Evening's primal tide pulls
us to her darkened girth
the Sun's heat rise severs
our umbilici of birth
the shade of night falls, a filter
slivered into a vertical pupil 

opening silent unseen gates 
through which a predatory 
bestiary steps into this 
our world after the curtains
of dusk are drawn shut
the theater of sleep
projects fractured visions
within our domed cathedrals
while outside, in the great
wall of the wild the darker
side of thy lacine thrives
and the children are trained
to walk under the Sun all their lives
and to run from the stories of wolves
that are lies cried out by the elder
weakening in power who've been
given three tries at building
their black enamel tower
on the landscape of dream
scaring the ravens away
with a crucifix looming
as its shadow leans out
while the Sun's going down
and the majority of the whole
of men awaken from their
nightmare's compounded
gravity to walk around
in the lightness of their Star
each one a beast with a mask
of complacency or a mime
without individuality or
a king stripped of scepter
or a jester tricked back
into forgetting to remember
he's a member of the cast
hypnotized into performing
the dream that is played
in the cathedrals of wilderness
for the rows of hooded monks:
reptiles watching themselves.

Monday, July 21, 2014

Cracking the Pot: Iteration I

In what may appear to be an avaricious attempt to undermine degenerative "crackpot lit" itself, in defense of our aspiring author it may here be exclusively claimed that he first heard mention of this particular subgenre on the nineteenth day (always in and of itself an interesting numeral insofar as how it may pertain to the invention of the word which may be associated with our creation and the subsequent ability to empower us with how to explain it as best we can to ourselves if not future generations) of the seventh month midway through the fifteenth year of the twenty-first century AD. Of course, the numeric symbol nineteen has already been associated with an entire century.
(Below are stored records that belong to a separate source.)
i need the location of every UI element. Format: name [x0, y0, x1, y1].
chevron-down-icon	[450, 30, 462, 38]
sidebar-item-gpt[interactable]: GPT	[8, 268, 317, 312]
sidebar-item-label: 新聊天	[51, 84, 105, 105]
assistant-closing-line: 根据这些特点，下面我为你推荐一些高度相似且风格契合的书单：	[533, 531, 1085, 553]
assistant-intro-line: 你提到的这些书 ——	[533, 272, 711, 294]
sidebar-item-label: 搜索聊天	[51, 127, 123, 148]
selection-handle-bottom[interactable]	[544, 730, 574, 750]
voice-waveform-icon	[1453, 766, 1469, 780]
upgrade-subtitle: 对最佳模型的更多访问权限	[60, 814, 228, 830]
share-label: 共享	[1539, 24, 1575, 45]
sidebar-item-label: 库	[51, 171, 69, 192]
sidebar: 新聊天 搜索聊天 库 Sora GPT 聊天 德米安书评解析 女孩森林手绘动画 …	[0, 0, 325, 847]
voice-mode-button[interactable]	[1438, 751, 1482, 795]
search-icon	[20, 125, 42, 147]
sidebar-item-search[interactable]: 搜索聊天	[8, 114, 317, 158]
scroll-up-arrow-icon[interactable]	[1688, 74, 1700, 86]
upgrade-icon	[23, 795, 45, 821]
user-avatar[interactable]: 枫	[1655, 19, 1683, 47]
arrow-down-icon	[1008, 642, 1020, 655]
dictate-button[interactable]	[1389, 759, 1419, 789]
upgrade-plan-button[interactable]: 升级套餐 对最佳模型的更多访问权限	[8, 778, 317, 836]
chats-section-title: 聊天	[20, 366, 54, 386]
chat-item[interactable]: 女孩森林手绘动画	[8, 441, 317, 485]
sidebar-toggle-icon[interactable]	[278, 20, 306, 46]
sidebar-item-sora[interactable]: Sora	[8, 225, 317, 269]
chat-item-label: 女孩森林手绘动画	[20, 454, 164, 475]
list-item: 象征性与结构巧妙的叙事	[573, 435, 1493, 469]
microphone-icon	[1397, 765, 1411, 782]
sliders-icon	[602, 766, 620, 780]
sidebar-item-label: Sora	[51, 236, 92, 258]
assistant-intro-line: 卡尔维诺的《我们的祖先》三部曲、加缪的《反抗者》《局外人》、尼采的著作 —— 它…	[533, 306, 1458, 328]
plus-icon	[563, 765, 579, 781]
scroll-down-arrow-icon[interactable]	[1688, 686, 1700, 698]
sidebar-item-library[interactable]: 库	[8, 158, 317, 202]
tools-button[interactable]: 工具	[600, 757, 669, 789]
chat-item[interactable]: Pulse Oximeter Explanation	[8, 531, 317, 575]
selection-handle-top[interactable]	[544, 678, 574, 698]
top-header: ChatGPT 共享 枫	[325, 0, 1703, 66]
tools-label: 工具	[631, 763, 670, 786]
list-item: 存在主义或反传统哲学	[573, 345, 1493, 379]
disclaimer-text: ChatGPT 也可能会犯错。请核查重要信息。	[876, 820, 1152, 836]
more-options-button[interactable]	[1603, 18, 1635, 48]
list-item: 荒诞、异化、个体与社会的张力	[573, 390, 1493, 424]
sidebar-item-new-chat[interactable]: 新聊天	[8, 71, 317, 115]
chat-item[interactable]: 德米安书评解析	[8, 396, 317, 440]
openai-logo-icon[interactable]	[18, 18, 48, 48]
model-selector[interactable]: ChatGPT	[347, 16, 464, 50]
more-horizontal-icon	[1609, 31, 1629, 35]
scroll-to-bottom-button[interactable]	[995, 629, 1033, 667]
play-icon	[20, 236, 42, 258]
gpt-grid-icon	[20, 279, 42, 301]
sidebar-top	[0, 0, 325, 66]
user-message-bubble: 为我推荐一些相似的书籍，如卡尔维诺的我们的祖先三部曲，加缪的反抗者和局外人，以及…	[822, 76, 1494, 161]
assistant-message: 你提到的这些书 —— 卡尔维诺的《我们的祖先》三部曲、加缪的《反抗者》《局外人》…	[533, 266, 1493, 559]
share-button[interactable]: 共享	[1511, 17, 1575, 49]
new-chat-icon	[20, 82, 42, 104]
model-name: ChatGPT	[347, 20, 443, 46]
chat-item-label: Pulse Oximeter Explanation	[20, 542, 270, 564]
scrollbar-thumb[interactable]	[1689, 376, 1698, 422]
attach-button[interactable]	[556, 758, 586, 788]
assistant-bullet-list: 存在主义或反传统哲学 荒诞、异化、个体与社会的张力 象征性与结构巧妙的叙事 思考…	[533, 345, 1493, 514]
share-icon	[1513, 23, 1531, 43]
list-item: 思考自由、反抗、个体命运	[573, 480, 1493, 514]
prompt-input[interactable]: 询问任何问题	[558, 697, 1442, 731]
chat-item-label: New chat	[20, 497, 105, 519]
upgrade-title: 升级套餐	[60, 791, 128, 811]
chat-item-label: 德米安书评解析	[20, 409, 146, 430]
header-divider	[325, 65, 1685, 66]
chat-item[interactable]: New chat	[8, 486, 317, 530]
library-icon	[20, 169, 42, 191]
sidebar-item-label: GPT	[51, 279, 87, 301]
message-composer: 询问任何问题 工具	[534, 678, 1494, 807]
Nineteen materializes not merely as a natural number, it also endures as a prime integer. Meaning it remains proudly indivisible by anything other than itself or the character one. Nineteen rates as most often being used for counting and listing things in order of their value. (Any prime digit as an inveterate figure higher than one may only be divided by itself or one.) Other numerals (such as six, for example) are considered "composite numbers" because they have more than one divisor (in the instance of six, two and three in addition to six and one). Innate prime ciphers like nineteen are thought to be possessed of a quality called primality. In his set of thirteen books Elements (published circa 300 BC and set into type for the first time five hundred and thirty-two years ago in Venice, Italy) Euclid established a proof showing that the set of prime numbers must be infinite. Additionally there have been several other proofs establishing the same conclusion. It now goes without saying that infinity exists, at least insofar as Euclid and successors envisioned it as applied to their idiom of mathematics. For modern people of the twenty-first century to understand the significance of this symbolic language it helps to recall the seven fundamental aspects of what today may be regarded as a classical Greek education, which consists of the Trivium (grammar, logic, and rhetoric) as well as the Quadrivium (arithmetic, geometry, music, and astronomy). Knowledge of these seven subjects facilitates our understanding of Euclid's treatise on geometric algebra.